Quantitative analysis of the stochastic approach to quantum tunneling

Abstract

Recently there has been increasing interest in alternate methods to compute quantum tunneling in field theory. Of particular interest is a stochastic approach which involves (i) sampling from the free theory Gaussian approximation to the Wigner distribution in order to obtain stochastic initial conditions for the field and momentum conjugate, then (ii) evolving under the classical field equations of motion, which leads to random bubble formation. Previous work showed parametric agreement between the logarithm of the tunneling rate in this stochastic approach and the usual instanton approximation. However, recent work [1] claimed excellent agreement between these methods.

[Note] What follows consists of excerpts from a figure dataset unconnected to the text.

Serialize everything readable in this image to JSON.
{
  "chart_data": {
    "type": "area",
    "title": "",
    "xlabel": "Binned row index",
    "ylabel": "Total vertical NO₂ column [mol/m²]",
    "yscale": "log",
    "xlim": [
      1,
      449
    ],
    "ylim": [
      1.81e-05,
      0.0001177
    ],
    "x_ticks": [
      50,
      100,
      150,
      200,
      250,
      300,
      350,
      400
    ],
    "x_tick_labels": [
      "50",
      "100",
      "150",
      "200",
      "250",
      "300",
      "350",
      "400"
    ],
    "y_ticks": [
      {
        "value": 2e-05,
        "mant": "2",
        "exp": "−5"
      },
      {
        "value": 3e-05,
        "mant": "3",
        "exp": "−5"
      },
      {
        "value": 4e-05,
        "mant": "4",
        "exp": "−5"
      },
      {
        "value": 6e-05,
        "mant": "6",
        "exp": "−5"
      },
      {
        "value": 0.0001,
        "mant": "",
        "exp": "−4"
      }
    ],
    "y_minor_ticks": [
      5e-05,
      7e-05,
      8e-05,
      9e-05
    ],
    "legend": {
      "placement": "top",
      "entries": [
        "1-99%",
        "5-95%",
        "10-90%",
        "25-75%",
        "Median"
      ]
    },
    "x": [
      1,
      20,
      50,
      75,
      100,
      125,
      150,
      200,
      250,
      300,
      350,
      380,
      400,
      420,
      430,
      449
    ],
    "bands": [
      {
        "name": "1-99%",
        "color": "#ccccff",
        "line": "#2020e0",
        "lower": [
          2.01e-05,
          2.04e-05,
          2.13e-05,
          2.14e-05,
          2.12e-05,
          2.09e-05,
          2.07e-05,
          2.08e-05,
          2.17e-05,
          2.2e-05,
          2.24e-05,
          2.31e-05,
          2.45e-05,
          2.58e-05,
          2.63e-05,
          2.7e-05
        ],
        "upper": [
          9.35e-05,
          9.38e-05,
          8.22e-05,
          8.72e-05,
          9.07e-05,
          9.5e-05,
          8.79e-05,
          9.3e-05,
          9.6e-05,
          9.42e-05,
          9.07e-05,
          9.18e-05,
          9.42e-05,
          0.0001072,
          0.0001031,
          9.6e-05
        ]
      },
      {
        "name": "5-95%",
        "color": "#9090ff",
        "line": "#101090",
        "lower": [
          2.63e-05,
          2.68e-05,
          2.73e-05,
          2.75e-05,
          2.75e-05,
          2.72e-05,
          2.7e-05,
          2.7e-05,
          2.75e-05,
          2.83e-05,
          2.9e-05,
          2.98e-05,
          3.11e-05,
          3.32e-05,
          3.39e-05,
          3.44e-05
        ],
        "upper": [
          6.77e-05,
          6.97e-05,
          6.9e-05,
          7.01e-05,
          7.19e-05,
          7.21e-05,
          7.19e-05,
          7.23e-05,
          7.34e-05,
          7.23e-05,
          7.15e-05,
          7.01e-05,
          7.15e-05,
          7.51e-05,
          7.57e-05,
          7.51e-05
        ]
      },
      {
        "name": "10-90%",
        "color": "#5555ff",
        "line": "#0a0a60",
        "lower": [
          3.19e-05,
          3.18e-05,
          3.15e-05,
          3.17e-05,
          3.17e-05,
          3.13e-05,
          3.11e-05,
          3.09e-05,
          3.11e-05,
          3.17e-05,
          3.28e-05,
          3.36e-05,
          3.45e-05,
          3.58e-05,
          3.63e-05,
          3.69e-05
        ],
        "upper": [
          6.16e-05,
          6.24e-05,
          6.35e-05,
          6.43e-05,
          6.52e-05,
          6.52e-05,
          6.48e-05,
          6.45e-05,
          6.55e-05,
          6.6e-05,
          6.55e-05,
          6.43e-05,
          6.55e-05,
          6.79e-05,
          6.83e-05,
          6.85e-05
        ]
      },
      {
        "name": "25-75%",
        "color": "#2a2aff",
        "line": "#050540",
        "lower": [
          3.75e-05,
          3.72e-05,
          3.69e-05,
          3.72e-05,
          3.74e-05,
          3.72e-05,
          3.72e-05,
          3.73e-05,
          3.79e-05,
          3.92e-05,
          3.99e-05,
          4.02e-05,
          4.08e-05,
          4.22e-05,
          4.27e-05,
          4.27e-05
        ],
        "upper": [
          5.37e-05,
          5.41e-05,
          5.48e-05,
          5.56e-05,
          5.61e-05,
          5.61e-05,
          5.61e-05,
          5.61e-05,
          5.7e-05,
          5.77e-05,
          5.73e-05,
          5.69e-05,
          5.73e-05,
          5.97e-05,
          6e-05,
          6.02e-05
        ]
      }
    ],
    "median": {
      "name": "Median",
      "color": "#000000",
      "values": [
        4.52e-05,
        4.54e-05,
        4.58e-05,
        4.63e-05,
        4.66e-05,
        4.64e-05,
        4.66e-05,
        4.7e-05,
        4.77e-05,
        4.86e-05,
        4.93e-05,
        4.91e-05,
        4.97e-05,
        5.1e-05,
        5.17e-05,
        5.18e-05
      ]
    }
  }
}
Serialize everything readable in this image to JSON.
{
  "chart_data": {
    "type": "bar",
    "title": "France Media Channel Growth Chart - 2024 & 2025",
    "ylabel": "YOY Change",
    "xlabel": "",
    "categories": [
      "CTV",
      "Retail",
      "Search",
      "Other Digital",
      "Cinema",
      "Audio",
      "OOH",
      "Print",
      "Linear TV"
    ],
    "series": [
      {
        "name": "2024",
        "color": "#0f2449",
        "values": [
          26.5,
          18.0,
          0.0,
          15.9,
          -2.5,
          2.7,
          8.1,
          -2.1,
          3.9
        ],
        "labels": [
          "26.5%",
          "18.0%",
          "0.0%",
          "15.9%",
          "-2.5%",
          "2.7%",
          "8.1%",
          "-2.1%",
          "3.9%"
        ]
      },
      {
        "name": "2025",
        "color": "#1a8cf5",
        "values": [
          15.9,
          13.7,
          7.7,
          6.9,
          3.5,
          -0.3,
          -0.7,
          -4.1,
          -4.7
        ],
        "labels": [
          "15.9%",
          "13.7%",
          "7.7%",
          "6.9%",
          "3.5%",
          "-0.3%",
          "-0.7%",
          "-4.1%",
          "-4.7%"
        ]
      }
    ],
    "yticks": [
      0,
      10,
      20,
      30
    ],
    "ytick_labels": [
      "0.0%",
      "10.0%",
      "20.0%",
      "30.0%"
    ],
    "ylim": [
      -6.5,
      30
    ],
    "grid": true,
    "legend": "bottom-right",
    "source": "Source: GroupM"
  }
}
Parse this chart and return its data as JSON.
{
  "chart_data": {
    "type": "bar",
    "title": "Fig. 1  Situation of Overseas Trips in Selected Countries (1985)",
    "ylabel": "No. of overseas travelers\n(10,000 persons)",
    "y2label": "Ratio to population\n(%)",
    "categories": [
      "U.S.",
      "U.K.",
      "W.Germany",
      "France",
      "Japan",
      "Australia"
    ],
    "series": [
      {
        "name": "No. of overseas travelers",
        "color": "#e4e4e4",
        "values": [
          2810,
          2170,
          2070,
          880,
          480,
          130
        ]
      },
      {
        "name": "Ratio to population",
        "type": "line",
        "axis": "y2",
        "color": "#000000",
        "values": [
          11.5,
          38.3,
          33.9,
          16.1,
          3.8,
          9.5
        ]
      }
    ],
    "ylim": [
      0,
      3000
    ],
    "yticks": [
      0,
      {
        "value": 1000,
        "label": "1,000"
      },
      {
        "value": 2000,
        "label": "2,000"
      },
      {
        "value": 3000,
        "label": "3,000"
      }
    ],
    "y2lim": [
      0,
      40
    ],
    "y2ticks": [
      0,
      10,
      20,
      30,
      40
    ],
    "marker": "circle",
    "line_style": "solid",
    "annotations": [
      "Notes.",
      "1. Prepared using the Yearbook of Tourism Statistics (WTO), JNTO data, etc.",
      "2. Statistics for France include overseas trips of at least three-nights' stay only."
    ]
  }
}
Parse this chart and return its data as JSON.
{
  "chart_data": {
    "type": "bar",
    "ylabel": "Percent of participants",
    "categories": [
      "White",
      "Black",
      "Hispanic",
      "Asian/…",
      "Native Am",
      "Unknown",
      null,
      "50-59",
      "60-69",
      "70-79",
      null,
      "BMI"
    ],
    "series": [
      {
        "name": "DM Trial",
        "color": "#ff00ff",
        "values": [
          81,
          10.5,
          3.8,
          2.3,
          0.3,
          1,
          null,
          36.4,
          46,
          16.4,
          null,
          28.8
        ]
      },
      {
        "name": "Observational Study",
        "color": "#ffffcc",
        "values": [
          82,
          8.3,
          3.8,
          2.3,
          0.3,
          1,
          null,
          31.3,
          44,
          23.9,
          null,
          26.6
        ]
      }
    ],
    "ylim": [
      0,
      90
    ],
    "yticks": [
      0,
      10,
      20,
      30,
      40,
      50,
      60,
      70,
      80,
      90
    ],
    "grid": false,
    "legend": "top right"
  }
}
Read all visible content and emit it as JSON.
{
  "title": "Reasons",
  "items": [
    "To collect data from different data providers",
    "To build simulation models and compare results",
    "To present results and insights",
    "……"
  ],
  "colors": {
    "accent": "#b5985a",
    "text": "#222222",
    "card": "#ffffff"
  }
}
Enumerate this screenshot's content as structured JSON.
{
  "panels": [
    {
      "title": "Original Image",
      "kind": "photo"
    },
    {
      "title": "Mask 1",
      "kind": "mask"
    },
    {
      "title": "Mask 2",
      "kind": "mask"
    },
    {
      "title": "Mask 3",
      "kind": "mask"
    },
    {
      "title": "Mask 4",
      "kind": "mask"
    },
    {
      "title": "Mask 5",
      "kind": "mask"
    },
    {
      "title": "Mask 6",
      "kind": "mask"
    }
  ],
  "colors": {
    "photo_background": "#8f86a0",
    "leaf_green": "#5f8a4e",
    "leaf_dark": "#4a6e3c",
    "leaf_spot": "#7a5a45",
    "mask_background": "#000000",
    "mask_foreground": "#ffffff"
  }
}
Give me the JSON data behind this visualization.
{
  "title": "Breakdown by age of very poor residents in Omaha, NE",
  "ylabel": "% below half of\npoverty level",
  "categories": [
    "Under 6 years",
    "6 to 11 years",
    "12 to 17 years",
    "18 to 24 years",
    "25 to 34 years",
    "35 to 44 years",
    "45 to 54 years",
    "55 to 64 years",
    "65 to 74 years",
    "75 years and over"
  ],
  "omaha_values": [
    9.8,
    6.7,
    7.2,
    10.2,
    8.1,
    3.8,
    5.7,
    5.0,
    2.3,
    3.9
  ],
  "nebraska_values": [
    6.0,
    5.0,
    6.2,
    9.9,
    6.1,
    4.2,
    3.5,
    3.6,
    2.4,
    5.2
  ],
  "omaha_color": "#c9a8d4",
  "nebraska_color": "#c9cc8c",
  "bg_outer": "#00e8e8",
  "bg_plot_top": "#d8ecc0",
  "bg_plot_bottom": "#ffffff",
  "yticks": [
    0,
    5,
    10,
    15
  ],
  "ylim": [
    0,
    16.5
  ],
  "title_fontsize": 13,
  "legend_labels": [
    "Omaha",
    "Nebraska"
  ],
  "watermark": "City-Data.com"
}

Here we show that this approach does not in fact match precisely; the stochastic method tends to overpredict the instanton tunneling rate. To quantify this, we parameterize the standard deviations in the initial stochastic fluctuations by $\epsilon \sigma$, where $\sigma$ is the actual standard deviation of the Gaussian distribution and $\epsilon$ is a fudge factor; $\epsilon = 1$ is the physical value. We numerically implement the stochastic approach to obtain the bubble formation rate for a range of potentials in 1+1-dimensions, finding that $\epsilon$ always needs to be somewhat smaller than unity to suppress the otherwise much larger stochastic rates towards the instanton rates; for example, in the potential of [1] one needs $\epsilon \approx 1/2$. We find that a mismatch in predictions also occurs when sampling from other Wigner distributions, and in single particle quantum mechanics even when the initial quantum system is prepared in an exact Gaussian state. If the goal is to obtain agreement between the two methods, our results show that the stochastic approach would be useful if a prescription to specify optimal fudge factors for fluctuations can be developed.